Like "Rififi" and "Touchez-Pas Au Grisbi" before it, New York's Film Forum unearthed and restored this terrific 1960 thriller by director Claude Sautet ("Un Couer en Hiver.") With surprising warmth, Lino Ventura, the hulking ex-wrestler who worked his way from thuggish supporting roles to one of France's most beloved stars, plays a gangster at the end of his rope. No matter how threatening his physique, his eyes always betray more emotion than we're used to from heavies in crime flicks.
After hiding out in Italy for a decade, Abel (Ventura) attempts one last heist to fund his family's return to France, where he is wanted for murder. That's right, his family: the bandit has a wife and two sons now, and they complicate his last job, a split-second robbery on the crowded streets of Milan. Together with an accomplice, they make it to a French beach, where Abel's hope for a quiet future is mercilessly gunned down by the coast guard. The ensuing cross-country crime spree gets ever more desperate, especially when Abel finds out that the members of his old gang would rather not risk their comfortable lives for him any longer. Instead, they send a young bruiser: Jean-Paul Belmondo, nimble and lithe like in Godard's "Breathless" (which was shot right before "Classe.")
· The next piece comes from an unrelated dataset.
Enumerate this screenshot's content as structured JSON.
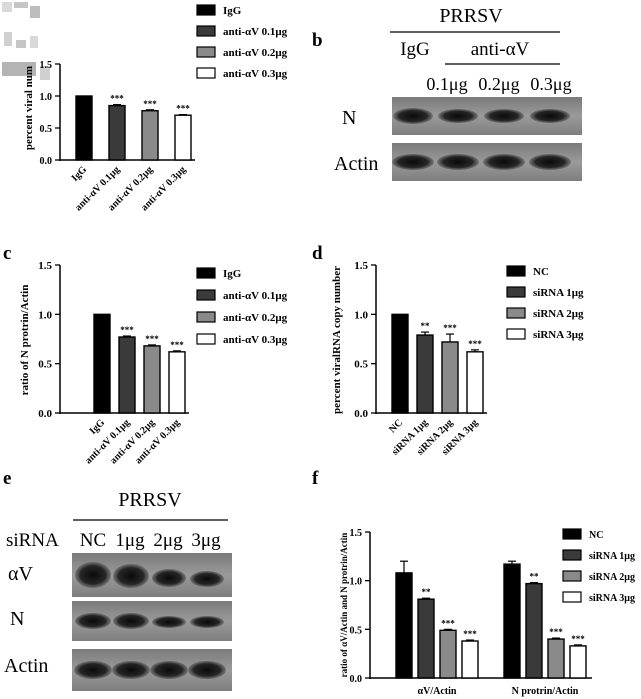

"Classe Tous Risques" is touching and merciless at the same time, always a step or two ahead of the audience. The film heaps on all the traditional genre elements: slimy private investigators, road blocks, revenge, betrayal, hair-breadth getaways, botched crimes, scrumptious gangster molls, a two-timing fence, and all the tough-guy bravado you could wish for. What sticks with you most, though, are the quiet moments--the sharply drawn characters, the abortive father-son relationship between Ventura and Belmondo, and a melancholic undercurrent about lives wasted by crime that culminates in a jaw-droppingly matter-of-fact ending.